Russian Women's Figure Skating Team
The Russian winners and their coaches at the 2022 European championship. From left, silver medalist Anna Shcherbakova, choreographer Daniil Gleikhengauz, gold medalist Kamila Valieva, coaches Eteri Tutberidze and Sergei Dudakov, and bronze medalist Alexandra Trusova.

Sergei Bobylev / TASS via Getty Images

But the length of the Russian skaters’ careers is more about how many high-level skaters there are in the junior-to-senior pipeline than it is about one particular jump. Arutyunyan himself noted that he’s been worried about this since before Trusova and her quad were a twinkle in the ISU’s eye. Zagitova bumped Medvedeva down to second without a quad; Medvedeva had previously dethroned Yulia Lipnitskaya, one of the stars of the 2014 Olympics. Tuktamysheva aside, no Russian skater of the past decade has managed to go for more than a couple of senior seasons before being surpassed by younger counterparts.

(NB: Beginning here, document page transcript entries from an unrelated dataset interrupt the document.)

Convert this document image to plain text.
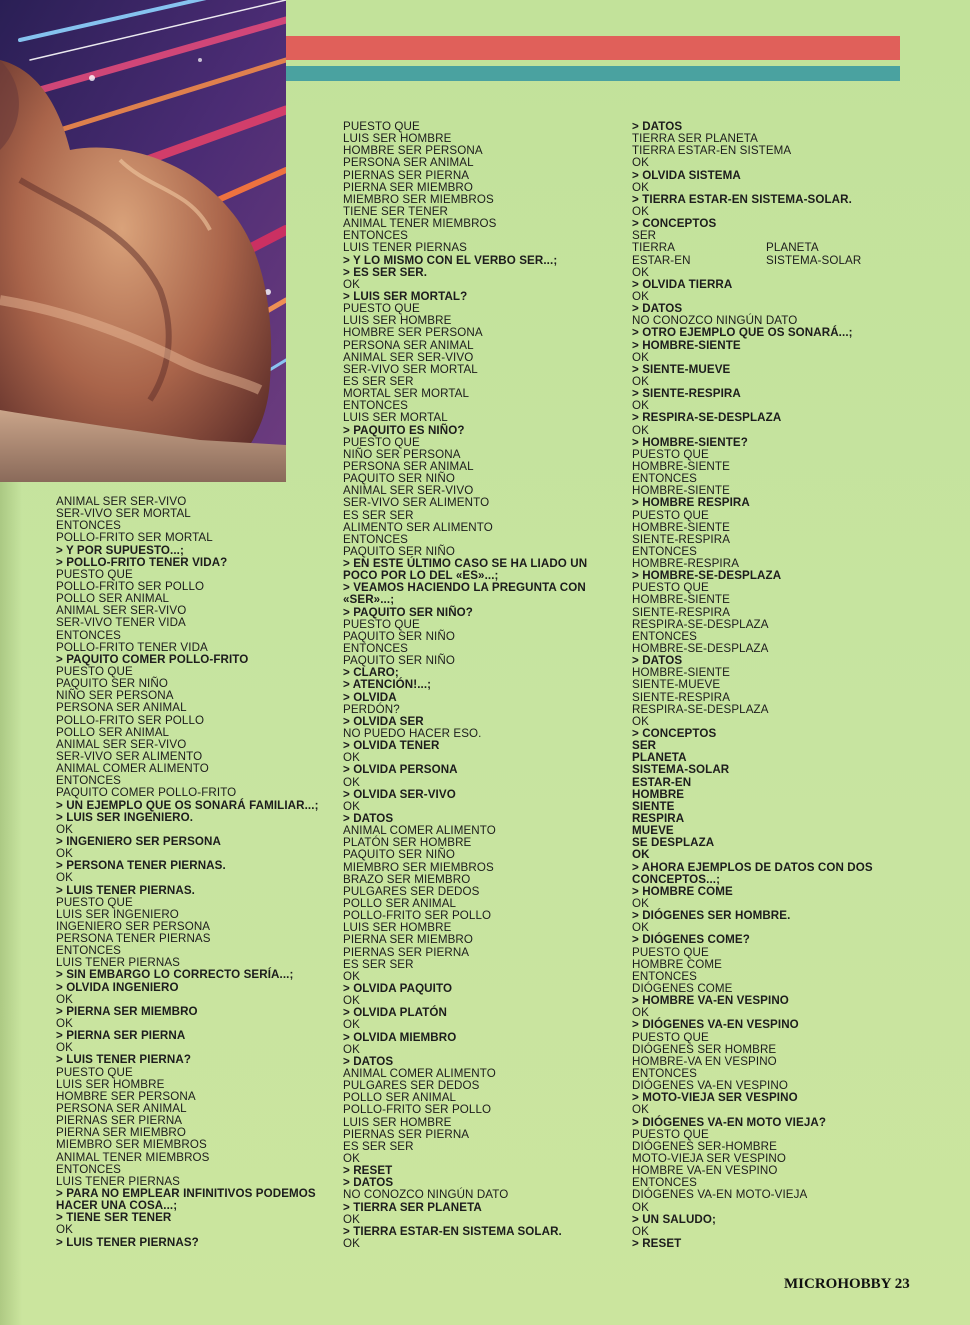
ANIMAL SER SER-VIVO
SER-VIVO SER MORTAL
ENTONCES
POLLO-FRITO SER MORTAL
> Y POR SUPUESTO...;
> POLLO-FRITO TENER VIDA?
PUESTO QUE
POLLO-FRITO SER POLLO
POLLO SER ANIMAL
ANIMAL SER SER-VIVO
SER-VIVO TENER VIDA
ENTONCES
POLLO-FRITO TENER VIDA
> PAQUITO COMER POLLO-FRITO
PUESTO QUE
PAQUITO SER NIÑO
NIÑO SER PERSONA
PERSONA SER ANIMAL
POLLO-FRITO SER POLLO
POLLO SER ANIMAL
ANIMAL SER SER-VIVO
SER-VIVO SER ALIMENTO
ANIMAL COMER ALIMENTO
ENTONCES
PAQUITO COMER POLLO-FRITO
> UN EJEMPLO QUE OS SONARÁ FAMILIAR...;
> LUIS SER INGENIERO.
OK
> INGENIERO SER PERSONA
OK
> PERSONA TENER PIERNAS.
OK
> LUIS TENER PIERNAS.
PUESTO QUE
LUIS SER INGENIERO
INGENIERO SER PERSONA
PERSONA TENER PIERNAS
ENTONCES
LUIS TENER PIERNAS
> SIN EMBARGO LO CORRECTO SERÍA...;
> OLVIDA INGENIERO
OK
> PIERNA SER MIEMBRO
OK
> PIERNA SER PIERNA
OK
> LUIS TENER PIERNA?
PUESTO QUE
LUIS SER HOMBRE
HOMBRE SER PERSONA
PERSONA SER ANIMAL
PIERNAS SER PIERNA
PIERNA SER MIEMBRO
MIEMBRO SER MIEMBROS
ANIMAL TENER MIEMBROS
ENTONCES
LUIS TENER PIERNAS
> PARA NO EMPLEAR INFINITIVOS PODEMOS
HACER UNA COSA...;
> TIENE SER TENER
OK
> LUIS TENER PIERNAS?
PUESTO QUE
LUIS SER HOMBRE
HOMBRE SER PERSONA
PERSONA SER ANIMAL
PIERNAS SER PIERNA
PIERNA SER MIEMBRO
MIEMBRO SER MIEMBROS
TIENE SER TENER
ANIMAL TENER MIEMBROS
ENTONCES
LUIS TENER PIERNAS
> Y LO MISMO CON EL VERBO SER...;
> ES SER SER.
OK
> LUIS SER MORTAL?
PUESTO QUE
LUIS SER HOMBRE
HOMBRE SER PERSONA
PERSONA SER ANIMAL
ANIMAL SER SER-VIVO
SER-VIVO SER MORTAL
ES SER SER
MORTAL SER MORTAL
ENTONCES
LUIS SER MORTAL
> PAQUITO ES NIÑO?
PUESTO QUE
NIÑO SER PERSONA
PERSONA SER ANIMAL
PAQUITO SER NIÑO
ANIMAL SER SER-VIVO
SER-VIVO SER ALIMENTO
ES SER SER
ALIMENTO SER ALIMENTO
ENTONCES
PAQUITO SER NIÑO
> EN ESTE ÚLTIMO CASO SE HA LIADO UN
POCO POR LO DEL «ES»...;
> VEAMOS HACIENDO LA PREGUNTA CON
«SER»...;
> PAQUITO SER NIÑO?
PUESTO QUE
PAQUITO SER NIÑO
ENTONCES
PAQUITO SER NIÑO
> CLARO;
> ATENCIÓN!...;
> OLVIDA
PERDÓN?
> OLVIDA SER
NO PUEDO HACER ESO.
> OLVIDA TENER
OK
> OLVIDA PERSONA
OK
> OLVIDA SER-VIVO
OK
> DATOS
ANIMAL COMER ALIMENTO
PLATÓN SER HOMBRE
PAQUITO SER NIÑO
MIEMBRO SER MIEMBROS
BRAZO SER MIEMBRO
PULGARES SER DEDOS
POLLO SER ANIMAL
POLLO-FRITO SER POLLO
LUIS SER HOMBRE
PIERNA SER MIEMBRO
PIERNAS SER PIERNA
ES SER SER
OK
> OLVIDA PAQUITO
OK
> OLVIDA PLATÓN
OK
> OLVIDA MIEMBRO
OK
> DATOS
ANIMAL COMER ALIMENTO
PULGARES SER DEDOS
POLLO SER ANIMAL
POLLO-FRITO SER POLLO
LUIS SER HOMBRE
PIERNAS SER PIERNA
ES SER SER
OK
> RESET
> DATOS
NO CONOZCO NINGÚN DATO
> TIERRA SER PLANETA
OK
> TIERRA ESTAR-EN SISTEMA SOLAR.
OK
> DATOS
TIERRA SER PLANETA
TIERRA ESTAR-EN SISTEMA
OK
> OLVIDA SISTEMA
OK
> TIERRA ESTAR-EN SISTEMA-SOLAR.
OK
> CONCEPTOS
SER
TIERRA	PLANETA
ESTAR-EN	SISTEMA-SOLAR
OK
> OLVIDA TIERRA
OK
> DATOS
NO CONOZCO NINGÚN DATO
> OTRO EJEMPLO QUE OS SONARÁ...;
> HOMBRE-SIENTE
OK
> SIENTE-MUEVE
OK
> SIENTE-RESPIRA
OK
> RESPIRA-SE-DESPLAZA
OK
> HOMBRE-SIENTE?
PUESTO QUE
HOMBRE-SIENTE
ENTONCES
HOMBRE-SIENTE
> HOMBRE RESPIRA
PUESTO QUE
HOMBRE-SIENTE
SIENTE-RESPIRA
ENTONCES
HOMBRE-RESPIRA
> HOMBRE-SE-DESPLAZA
PUESTO QUE
HOMBRE-SIENTE
SIENTE-RESPIRA
RESPIRA-SE-DESPLAZA
ENTONCES
HOMBRE-SE-DESPLAZA
> DATOS
HOMBRE-SIENTE
SIENTE-MUEVE
SIENTE-RESPIRA
RESPIRA-SE-DESPLAZA
OK
> CONCEPTOS
SER
PLANETA
SISTEMA-SOLAR
ESTAR-EN
HOMBRE
SIENTE
RESPIRA
MUEVE
SE DESPLAZA
OK
> AHORA EJEMPLOS DE DATOS CON DOS
CONCEPTOS...;
> HOMBRE COME
OK
> DIÓGENES SER HOMBRE.
OK
> DIÓGENES COME?
PUESTO QUE
HOMBRE COME
ENTONCES
DIÓGENES COME
> HOMBRE VA-EN VESPINO
OK
> DIÓGENES VA-EN VESPINO
PUESTO QUE
DIÓGENES SER HOMBRE
HOMBRE-VA EN VESPINO
ENTONCES
DIÓGENES VA-EN VESPINO
> MOTO-VIEJA SER VESPINO
OK
> DIÓGENES VA-EN MOTO VIEJA?
PUESTO QUE
DIÓGENES SER-HOMBRE
MOTO-VIEJA SER VESPINO
HOMBRE VA-EN VESPINO
ENTONCES
DIÓGENES VA-EN MOTO-VIEJA
OK
> UN SALUDO;
OK
> RESET
MICROHOBBY 23
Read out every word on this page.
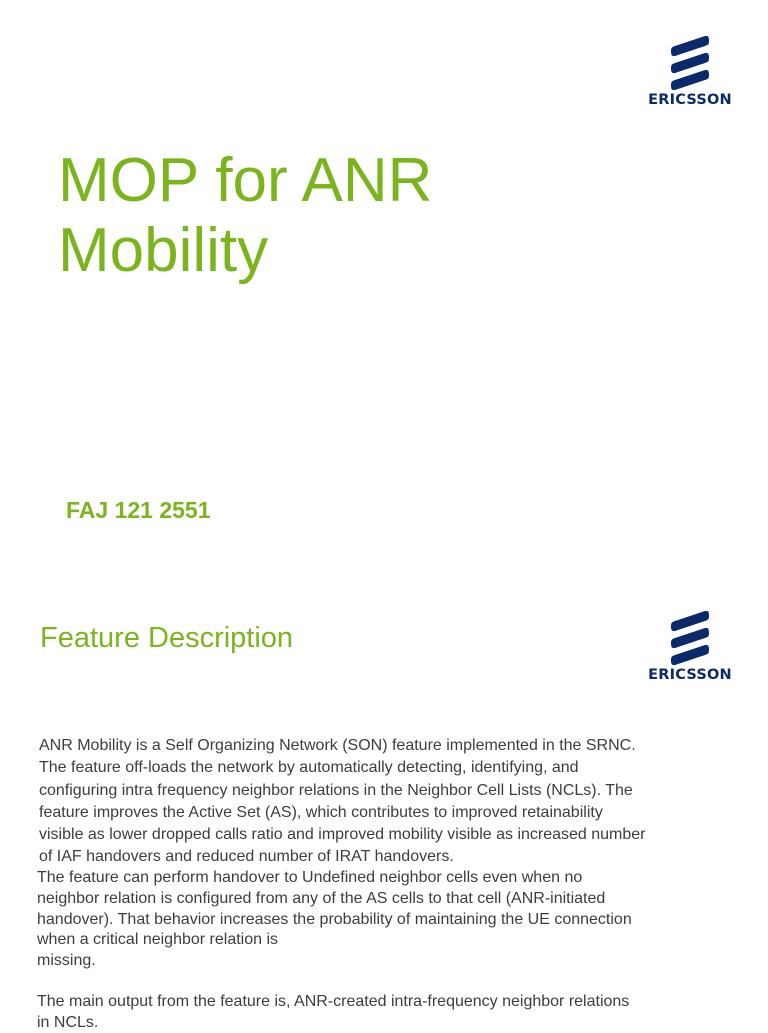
ERICSSON
MOP for ANR
Mobility
FAJ 121 2551
Feature Description
ERICSSON

ANR Mobility is a Self Organizing Network (SON) feature implemented in the SRNC.
The feature off-loads the network by automatically detecting, identifying, and
configuring intra frequency neighbor relations in the Neighbor Cell Lists (NCLs). The
feature improves the Active Set (AS), which contributes to improved retainability
visible as lower dropped calls ratio and improved mobility visible as increased number
of IAF handovers and reduced number of IRAT handovers.

The feature can perform handover to Undefined neighbor cells even when no
neighbor relation is configured from any of the AS cells to that cell (ANR-initiated
handover). That behavior increases the probability of maintaining the UE connection
when a critical neighbor relation is
missing.

The main output from the feature is, ANR-created intra-frequency neighbor relations
in NCLs.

While raising the age minimum could potentially address that issue — and a few others — it also seems a tad unfair to deny young skaters across the world opportunities to compete just because one country has created a particularly cutthroat talent development system. In previous generations, the skaters would also start out at the elite level very young, too, and it helped to transform the sport — see Zayak’s and Fratianne’s triples when they were 16 — but were able to compete at or near the top for several seasons. Michelle Kwan placed second at nationals in 1994 when she was just 13 and didn’t retire until 2006 after winning two Olympic medals and five world titles. This kind of career doesn’t seem possible, at least when it comes to the Russian skaters.

Despite this very grim situation, it doesn’t feel right to ban the quad, which has been a staple on the men’s side, out of concern. Historically speaking, anxieties over the safety of female athletes have been used to deny women the opportunity to participate in sports, especially ones that were deemed “masculine.” There’s a blade-like thin line between protection and protectionism. We, of course, should be concerned about the physical ramifications of training certain jumps, especially during growth periods when athletes are more susceptible to injury. But we have to be wary of the protectionist impulse that stems from a particular worldview about what women’s figure skating is — and is not — and the determination of some to steer it in a certain way so we end up with the “right” type of winners. 

For the time being, the future of figure skating is in the hands of the young women who will take the ice over the next few weeks in Beijing. It’s a world that has changed dramatically since “Ice Castles” came out, just as the world was markedly different from the one Henie skated into. But though the fear of the next big change has always been present, the skaters don’t seem to care — they keep skating on the edge.